Nouvel épisode de la « guerre des pieux » opposant depuis 2022 Christophe Profit et le maire de Saint-Gervais, Jean-Marc Peillex. Pour le moins inattendu, cette fois. On se souvient que le 5 juin 2023, le guide chamoniard, grande figure de l’alpinisme, a été condamné à 600 euros d’amende pour avoir retiré et dérobé des pieux censés sécuriser l’ascension de l’arête des Bosses, dernière ligne droite dans l’ascension du mont Blanc par la voie normale. L’affaire oppose deux approches de la montagne, celle défendue par l’alpiniste, « by fair means », contre une autre, plus « sécuritaire », portée par le maire de Saint-Gervais et elle doit être rejugée en appel le 8 janvier prochain. Mais un nouvel élément va sans doute refaire couler beaucoup d’encre. Car, furieux de constater en août dernier que trois nouveaux pieux ont été réinstallés au même endroit, Christophe Profit entend à nouveau intervenir. Mais alors que certains le voient déjà convoqué devant le juge comme « récidiviste », voilà qu’il décide pour obtenir gain de cause d’emprunter la voie légale, et de lancer une action en référé contre le maire de Saint-Gervais, comme il nous l’a expliqué lors des entretiens exclusifs qu’il nous a accordés.
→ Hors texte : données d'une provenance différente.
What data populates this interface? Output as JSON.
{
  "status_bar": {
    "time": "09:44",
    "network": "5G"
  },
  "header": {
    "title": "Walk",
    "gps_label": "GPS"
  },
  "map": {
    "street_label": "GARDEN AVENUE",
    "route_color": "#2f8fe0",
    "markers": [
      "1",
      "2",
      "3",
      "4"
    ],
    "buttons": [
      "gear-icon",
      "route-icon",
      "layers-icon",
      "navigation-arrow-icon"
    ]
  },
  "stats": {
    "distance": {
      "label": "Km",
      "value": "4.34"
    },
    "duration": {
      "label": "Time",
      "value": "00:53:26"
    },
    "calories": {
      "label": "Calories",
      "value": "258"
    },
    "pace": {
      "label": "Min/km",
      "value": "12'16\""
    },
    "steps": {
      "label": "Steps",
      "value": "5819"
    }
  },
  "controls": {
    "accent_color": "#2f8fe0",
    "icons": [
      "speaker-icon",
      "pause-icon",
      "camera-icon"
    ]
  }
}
« Si tu veux qu’on en discute, passe à la maison, aux Houches », nous écrit Christophe Profit fin août. Le guide n’a pas de portable, il y met même un point d’honneur. C’est « une fausse sécurité » d’après ce montagnard qui se fie plus à son « instinct animal » qu’au réseau cellulaire. Mais muni de sa tablette, il manie les mails avec dextérité et invite volontiers à discuter en personne de ce qu’il appelle « la saison 2 » de l’affaire des pieux. Une bataille qui pourrait n’émouvoir que le petit monde de l’alpinisme chamoniard, si elle n’ouvrait pas la porte à un débat de fond. Faut-il équiper la montagne ? Si oui, à quel point ? Réflexion on ne peut plus d’actualité, à l’heure où la surfréquentation affecte jusqu’aux sommets les plus prestigieux.
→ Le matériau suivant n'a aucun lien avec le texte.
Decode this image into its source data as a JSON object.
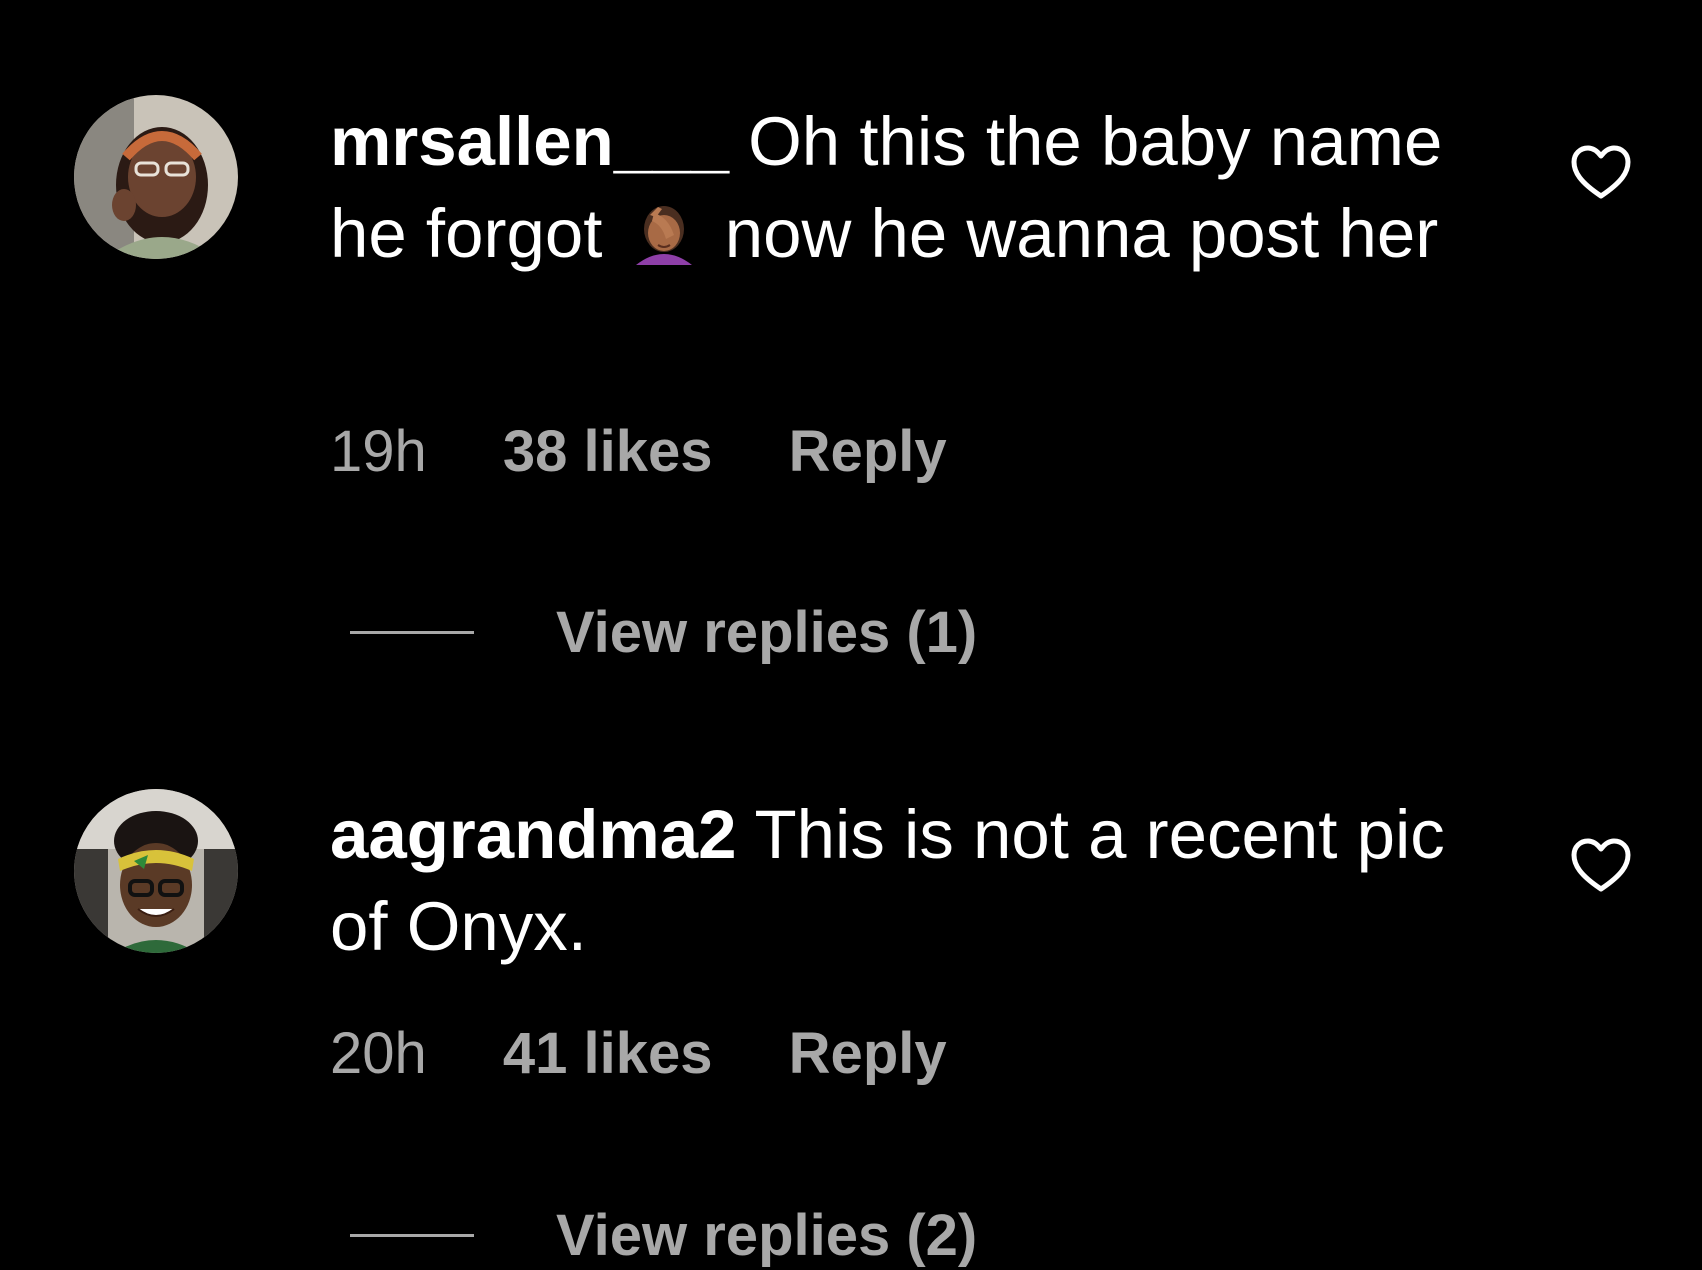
{
  "colors": {
    "background": "#000000",
    "primary_text": "#ffffff",
    "secondary_text": "#a8a8a8"
  },
  "comments": [
    {
      "username": "mrsallen___",
      "text_before_emoji": "Oh this the baby name he forgot",
      "emoji": "face-palm-emoji",
      "text_after_emoji": "now he wanna post her",
      "time": "19h",
      "likes": "38 likes",
      "reply_label": "Reply",
      "view_replies_label": "View replies (1)",
      "like_icon": "heart-outline-icon",
      "avatar_icon": "user-avatar"
    },
    {
      "username": "aagrandma2",
      "text": "This is not a recent pic of Onyx.",
      "time": "20h",
      "likes": "41 likes",
      "reply_label": "Reply",
      "view_replies_label": "View replies (2)",
      "like_icon": "heart-outline-icon",
      "avatar_icon": "user-avatar"
    }
  ]
}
En quelques mots, rappelons l’affaire en question
Juin 2022. Après avoir prévenu le PGHM, Christophe Profit ôte quatre pieux d’amarrage métalliques supposés « sécuriser » une des deux voies contournant une crevasse récemment formée, sans doute sous l’effet du réchauffement climatique, à environ 4 600 mètres d’altitude, aux abords de l’arête des Bosses – dernière ligne droite dans l’ascension du mont Blanc par la voie normale. Ces derniers ont été installés quelques jours plus tôt, sur décision conjointe des compagnies des guides de Saint-Gervais et de Chamonix, et de la préfecture de Haute-Savoie.
Or, explique l’alpiniste, cet équipement induit un sentiment de sécurité trompeur pour les quelque 200 prétendants au sommet du mont Blanc qui, en période estivale, se croisent quotidiennement dans cette zone effilée. Son intention, avait-il expliqué, était d’« éviter des prises de risques inutiles ». D’autant, devait-il ajouter, que fin mai, il avait repéré en versant nord une variante de contournement, qu’il baptisera la Dédé Rhem, facilement accessible pour « les gens sans expérience ». Inutile donc d’équiper des amarrages sur la voie dite normale, concluait-il.
Une vision que ne partagera pas le maire de Saint-Gervais, qui portera plainte contre lui pour « mise en danger de la vie d’autrui » et pour « vol ». Seul chef d’accusation retenu au final par le juge pour les deux pieux plantés sur le territoire français. Le tribunal l’ayant relaxé pour le vol des deux autres plantés en Italie, qui n’a pas porté plainte.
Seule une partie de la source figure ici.